Rapid connectivity alterations of thalamic nuclei during initial learning of goal-directed behaviour

The thalamus is essential for learning, dynamically engaging with other subcortical and cerebral cortex regions throughout the learning process. Here, the thalamus serves as a critical connector hub and synchroniser within the thalamocortical system of the brain. However, whilst higher order thalamic nuclei are known to be particularly important for this process, the exact contributions of individual higher order and first order thalamic nuclei, alongside their individual involvement with cortical networks and subcortical regions, remains unexplored within the initial phase of learning. In light of this, we analysed fMRI data obtained within a paradigm which is designed to examine initial learning processes within feedback-driven stimulus-response learning, in order to explore thalamic contributions. We investigated dynamic learning-related functional connectivity alterations between various thalamic nuclei with other subcortical regions and cortical networks. Our results show that the initial phase of learning was associated with: (1) decreasing functional connectivity between thalamic nuclei and frontoparietal and cingulo-opercular networks, (2) increasing functional connectivity between thalamic nuclei with default mode and salience networks, (3) decreasing functional connectivity between thalamic nuclei and the putamen, and (4) decreasing functional connectivity amongst higher order thalamic nuclei.

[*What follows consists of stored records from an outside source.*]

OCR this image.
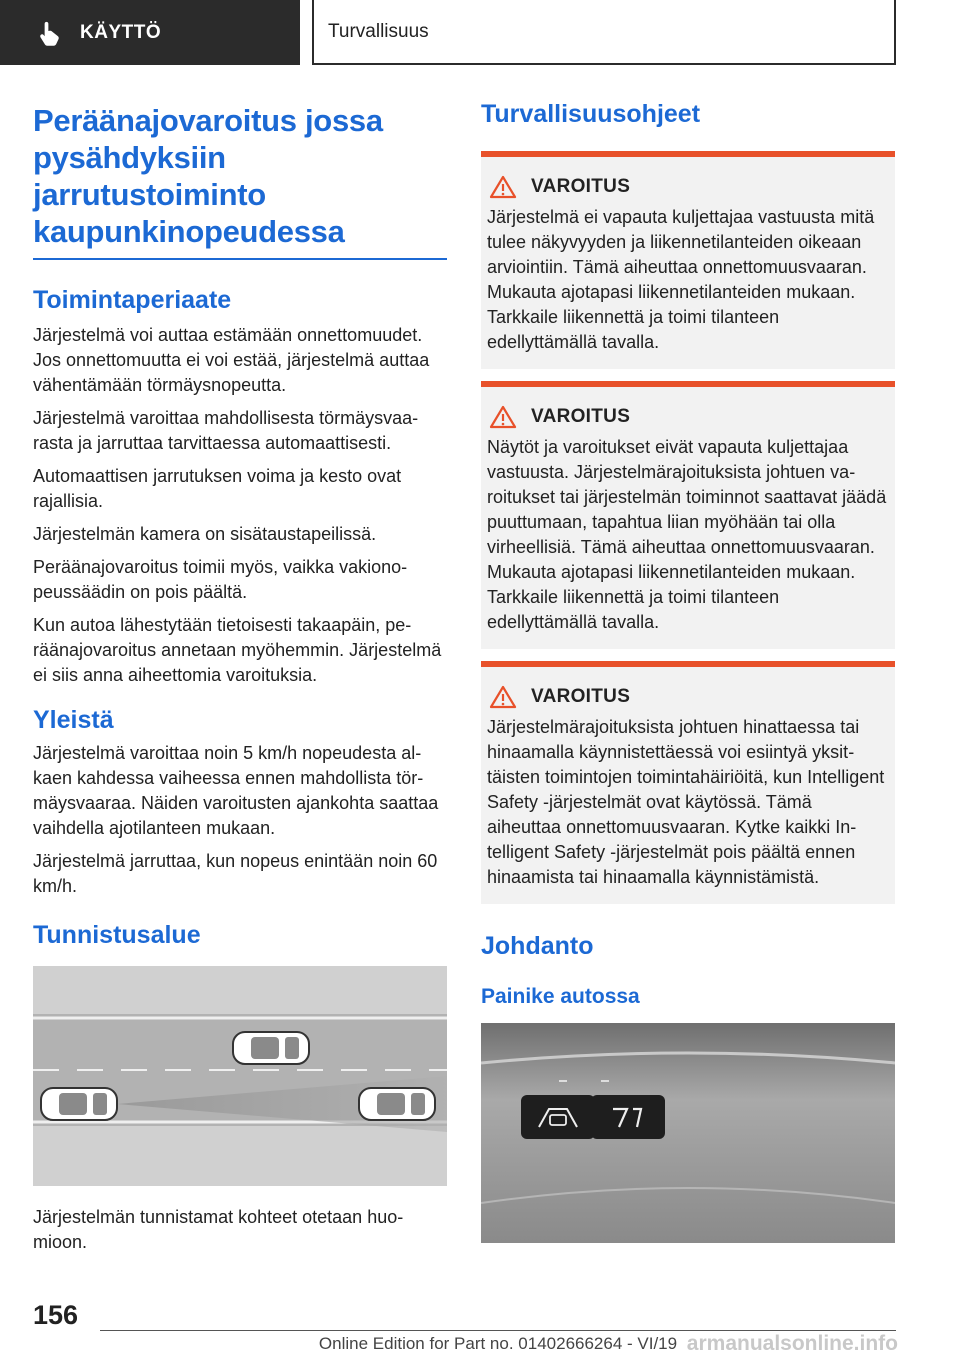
KÄYTTÖ	Turvallisuus
Peräänajovaroitus jossa
pysähdyksiin
jarrutustoiminto
kaupunkinopeudessa
Toimintaperiaate

Järjestelmä voi auttaa estämään onnettomuudet. Jos onnettomuutta ei voi estää, järjestelmä auttaa vähentämään törmäysnopeutta.

Järjestelmä varoittaa mahdollisesta törmäysvaarasta ja jarruttaa tarvittaessa automaattisesti.

Automaattisen jarrutuksen voima ja kesto ovat rajallisia.

Järjestelmän kamera on sisätaustapeilissä.

Peräänajovaroitus toimii myös, vaikka vakionopeussäädin on pois päältä.

Kun autoa lähestytään tietoisesti takaapäin, peräänajovaroitus annetaan myöhemmin. Järjestelmä ei siis anna aiheettomia varoituksia.

Yleistä

Järjestelmä varoittaa noin 5 km/h nopeudesta alkaen kahdessa vaiheessa ennen mahdollista törmäysvaaraa. Näiden varoitusten ajankohta saattaa vaihdella ajotilanteen mukaan.

Järjestelmä jarruttaa, kun nopeus enintään noin 60 km/h.

Tunnistusalue

Järjestelmän tunnistamat kohteet otetaan huomioon.

Turvallisuusohjeet
VAROITUS

Järjestelmä ei vapauta kuljettajaa vastuusta mitä tulee näkyvyyden ja liikennetilanteiden oikeaan arviointiin. Tämä aiheuttaa onnettomuusvaaran. Mukauta ajotapasi liikennetilanteiden mukaan. Tarkkaile liikennettä ja toimi tilanteen edellyttämällä tavalla.

VAROITUS

Näytöt ja varoitukset eivät vapauta kuljettajaa vastuusta. Järjestelmärajoituksista johtuen varoitukset tai järjestelmän toiminnot saattavat jäädä puuttumaan, tapahtua liian myöhään tai olla virheellisiä. Tämä aiheuttaa onnettomuusvaaran. Mukauta ajotapasi liikennetilanteiden mukaan. Tarkkaile liikennettä ja toimi tilanteen edellyttämällä tavalla.

VAROITUS

Järjestelmärajoituksista johtuen hinattaessa tai hinaamalla käynnistettäessä voi esiintyä yksittäisten toimintojen toimintahäiriöitä, kun Intelligent Safety ‑järjestelmät ovat käytössä. Tämä aiheuttaa onnettomuusvaaran. Kytke kaikki Intelligent Safety ‑järjestelmät pois päältä ennen hinaamista tai hinaamalla käynnistämistä.

Johdanto
Painike autossa
156
Online Edition for Part no. 01402666264 - VI/19 armanualsonline.info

Furthermore (5) these dynamic alterations were associated primarily by mediodorsal thalamus. Altogether, these results indicate that higher order thalamic nuclei play a crucial role within initial learning and in the generation of novel goal-directed behaviour. This was demonstrated through enhanced functional connectivity with selected cortical networks which drive goal-directed behaviour, alongside decreased functional connectivity with striatal regions which drive motor selectivity.